I recited, somehow still alive, "Mechanoreceptors activate under pressure. Signals travel via afferent nerves to the spinal cord, then up to the thalamus, which relays them to the somatosensory cortex. Emotional processing occurs in the amygdala and hippocampus, while oxytocin and dopamine are secreted depending on context…"

She tilted her head. "Continue."

"Sympathetic nervous system primes the body. Heart rate increases. Pupil dilation. Shortened breath. Elevated blood pressure. Parasympathetic response engages when safety or affection is registered, promoting relaxation… and heightened trust."

"Very good, Kujo," she purred.

"Did I… pass?"

"Oh, you more than passed." She smiled, playful and unreadable. "And since you now understand the scientific process of attraction, we'll be doing field research."

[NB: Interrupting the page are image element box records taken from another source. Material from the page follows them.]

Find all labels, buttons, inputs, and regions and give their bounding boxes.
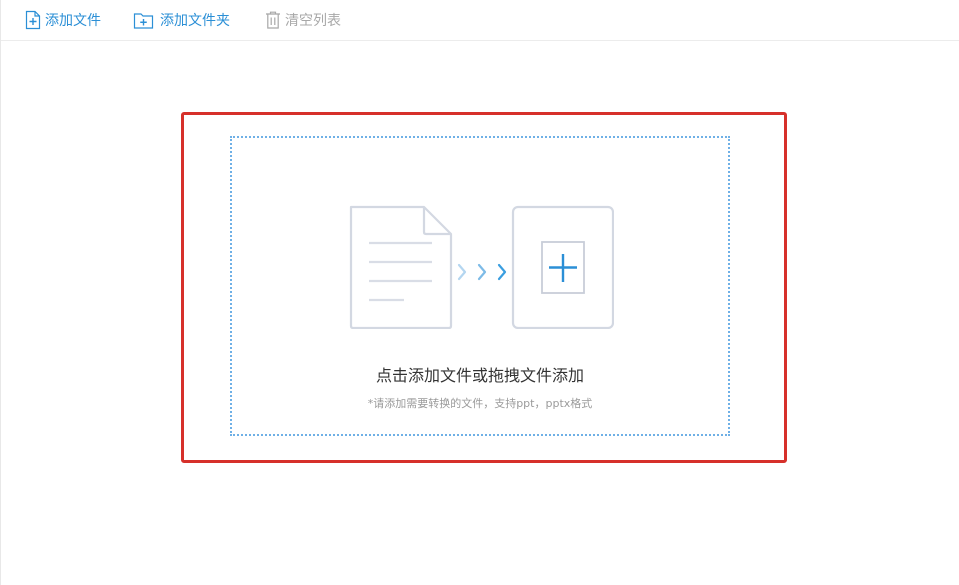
toolbar: 添加文件 添加文件夹 清空列表 bbox=[1, 0, 959, 41]
arrows-right-icon bbox=[457, 263, 507, 281]
add-box-icon bbox=[511, 205, 614, 329]
converter-window: 添加文件 添加文件夹 清空列表 点击添加文件或拖拽文件添加 *请添加需要转换的文… bbox=[0, 0, 959, 585]
drop-zone-title: 点击添加文件或拖拽文件添加 bbox=[375, 366, 584, 385]
add-folder-label: 添加文件夹 bbox=[160, 13, 230, 29]
file-drop-zone[interactable]: 点击添加文件或拖拽文件添加 *请添加需要转换的文件，支持ppt，pptx格式 bbox=[230, 136, 730, 436]
trash-icon bbox=[263, 10, 283, 30]
add-file-icon bbox=[23, 10, 43, 30]
add-file-label: 添加文件 bbox=[45, 13, 101, 29]
drop-illustration bbox=[349, 205, 614, 329]
clear-list-button[interactable]: 清空列表 bbox=[263, 10, 341, 30]
drop-zone-hint: *请添加需要转换的文件，支持ppt，pptx格式 bbox=[367, 397, 593, 410]
add-folder-icon bbox=[132, 10, 156, 30]
document-icon bbox=[349, 205, 453, 329]
add-folder-button[interactable]: 添加文件夹 bbox=[132, 10, 230, 30]
clear-list-label: 清空列表 bbox=[285, 13, 341, 29]
add-file-button[interactable]: 添加文件 bbox=[23, 10, 101, 30]
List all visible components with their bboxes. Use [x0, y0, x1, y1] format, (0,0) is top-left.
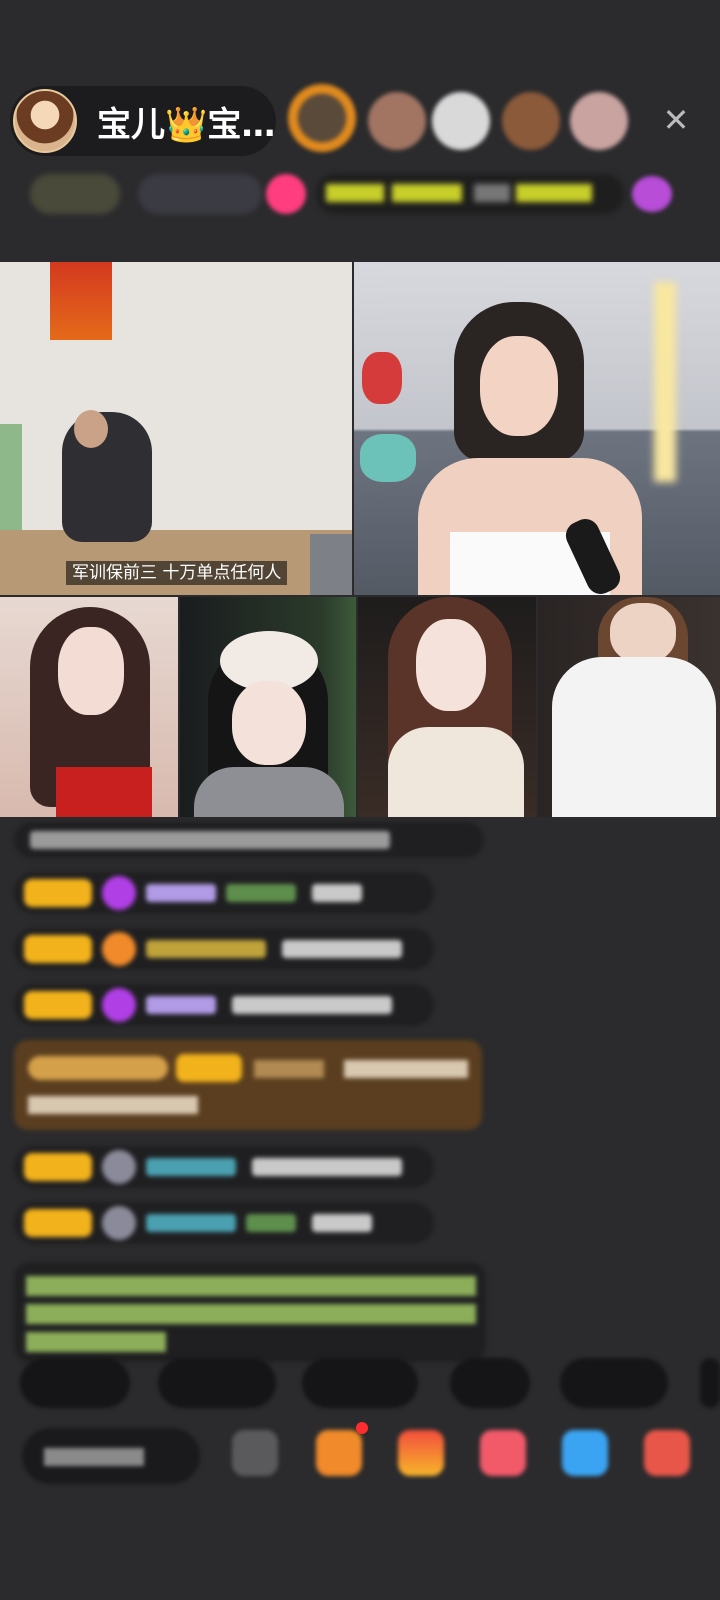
- activity-icon[interactable]: [632, 176, 672, 212]
- streamer-face: [58, 627, 124, 715]
- streamer-face: [232, 681, 306, 765]
- gem-icon: [102, 1206, 136, 1240]
- video-tile-guest-1[interactable]: [354, 262, 720, 595]
- chat-notice: [14, 1262, 486, 1362]
- streamer-head: [74, 410, 108, 448]
- comment-input[interactable]: [22, 1428, 200, 1484]
- game-icon[interactable]: [562, 1430, 608, 1476]
- rank-badge[interactable]: [138, 174, 262, 214]
- streamer-face: [416, 619, 486, 711]
- chat-text: [28, 1056, 168, 1080]
- close-icon[interactable]: ✕: [656, 100, 696, 140]
- viewer-avatar[interactable]: [288, 84, 356, 152]
- chat-username[interactable]: [146, 996, 216, 1014]
- notification-dot: [356, 1422, 368, 1434]
- streamer-top: [194, 767, 344, 817]
- fans-group-badge[interactable]: [30, 174, 120, 214]
- chat-username[interactable]: [146, 884, 216, 902]
- chat-message[interactable]: [14, 984, 434, 1026]
- activity-banner-text: [474, 184, 510, 202]
- red-envelope-icon[interactable]: [480, 1430, 526, 1476]
- host-name: 宝儿👑宝…: [97, 104, 276, 145]
- streamer-top: [388, 727, 524, 817]
- level-badge: [24, 1209, 92, 1237]
- quick-reply-button[interactable]: [302, 1358, 418, 1408]
- chat-system-message: [14, 822, 484, 858]
- level-badge: [24, 991, 92, 1019]
- chat-text: [232, 996, 392, 1014]
- gem-icon: [102, 988, 136, 1022]
- video-caption: 军训保前三 十万单点任何人: [66, 561, 288, 585]
- gem-icon: [102, 932, 136, 966]
- quick-reply-button[interactable]: [450, 1358, 530, 1408]
- level-badge: [24, 879, 92, 907]
- streamer-face: [480, 336, 558, 436]
- chat-username[interactable]: [226, 884, 296, 902]
- chat-text: [26, 1332, 166, 1352]
- streamer-face: [610, 603, 676, 663]
- chat-text: [344, 1060, 468, 1078]
- chat-message[interactable]: [14, 872, 434, 914]
- gift-icon[interactable]: [644, 1430, 690, 1476]
- gift-icon[interactable]: [266, 174, 306, 214]
- viewer-avatar[interactable]: [570, 92, 628, 150]
- plush-toy: [362, 352, 402, 404]
- window-light: [654, 282, 676, 482]
- avatar[interactable]: [13, 89, 77, 153]
- more-icon[interactable]: [232, 1430, 278, 1476]
- video-tile-main[interactable]: [0, 262, 352, 595]
- plush-toy: [360, 434, 416, 482]
- couch: [0, 424, 22, 534]
- video-tile-guest-3[interactable]: [180, 597, 356, 817]
- chat-gift-message[interactable]: [14, 1040, 482, 1130]
- activity-banner-text: [516, 184, 592, 202]
- video-tile-guest-5[interactable]: [538, 597, 720, 817]
- viewer-avatar[interactable]: [432, 92, 490, 150]
- chat-text: [312, 884, 362, 902]
- viewer-avatar[interactable]: [502, 92, 560, 150]
- level-badge: [24, 935, 92, 963]
- host-info-pill[interactable]: 宝儿👑宝…: [10, 86, 276, 156]
- streamer-top: [56, 767, 152, 817]
- chat-message[interactable]: [14, 1146, 434, 1188]
- video-tile-guest-2[interactable]: [0, 597, 178, 817]
- gift-box-icon[interactable]: [316, 1430, 362, 1476]
- chat-message[interactable]: [14, 1202, 434, 1244]
- viewer-avatar[interactable]: [368, 92, 426, 150]
- chat-username[interactable]: [246, 1214, 296, 1232]
- quick-reply-button[interactable]: [700, 1358, 720, 1408]
- chat-text: [30, 831, 390, 849]
- comment-placeholder: [44, 1448, 144, 1466]
- chat-message[interactable]: [14, 928, 434, 970]
- floor-object: [310, 534, 352, 595]
- activity-banner-text: [392, 184, 462, 202]
- chat-text: [28, 1096, 198, 1114]
- chat-text: [312, 1214, 372, 1232]
- level-badge: [24, 1153, 92, 1181]
- chat-username[interactable]: [254, 1060, 324, 1078]
- streamer-top: [552, 657, 716, 817]
- chat-username[interactable]: [146, 1158, 236, 1176]
- level-badge: [176, 1054, 242, 1082]
- gem-icon: [102, 1150, 136, 1184]
- chat-text: [282, 940, 402, 958]
- quick-reply-button[interactable]: [158, 1358, 276, 1408]
- activity-banner-text: [326, 184, 384, 202]
- quick-reply-button[interactable]: [20, 1358, 130, 1408]
- video-tile-guest-4[interactable]: [358, 597, 536, 817]
- gem-icon: [102, 876, 136, 910]
- chat-text: [26, 1304, 476, 1324]
- chat-text: [26, 1276, 476, 1296]
- chat-username[interactable]: [146, 940, 266, 958]
- chat-username[interactable]: [146, 1214, 236, 1232]
- wall-poster: [50, 262, 112, 340]
- chat-text: [252, 1158, 402, 1176]
- lottery-icon[interactable]: [398, 1430, 444, 1476]
- quick-reply-button[interactable]: [560, 1358, 668, 1408]
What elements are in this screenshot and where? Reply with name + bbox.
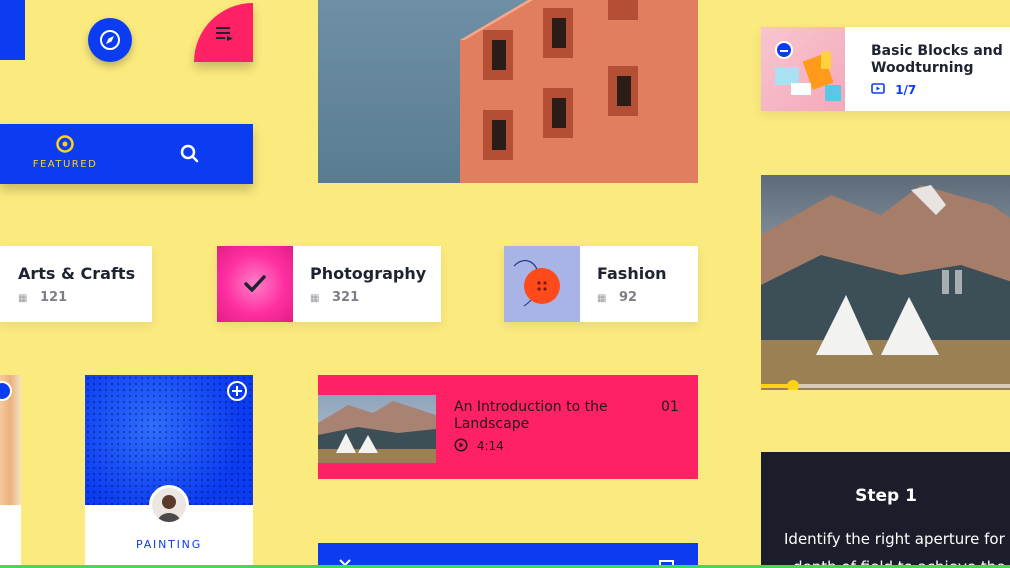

I blinked. "Field research?"

"In the classroom. With you observing others. And me… observing you."

I stood slowly, my legs weak. "Should I prepare another paper?"

"No," she said, pushing the door open for me. "You'll just report how your body reacts to different stimuli."

She leaned closer. "Consider it lab practice."

As I left her office, my brain still swimming with anatomy and arousal, one thing was clear—this semester was going to be a very thorough education.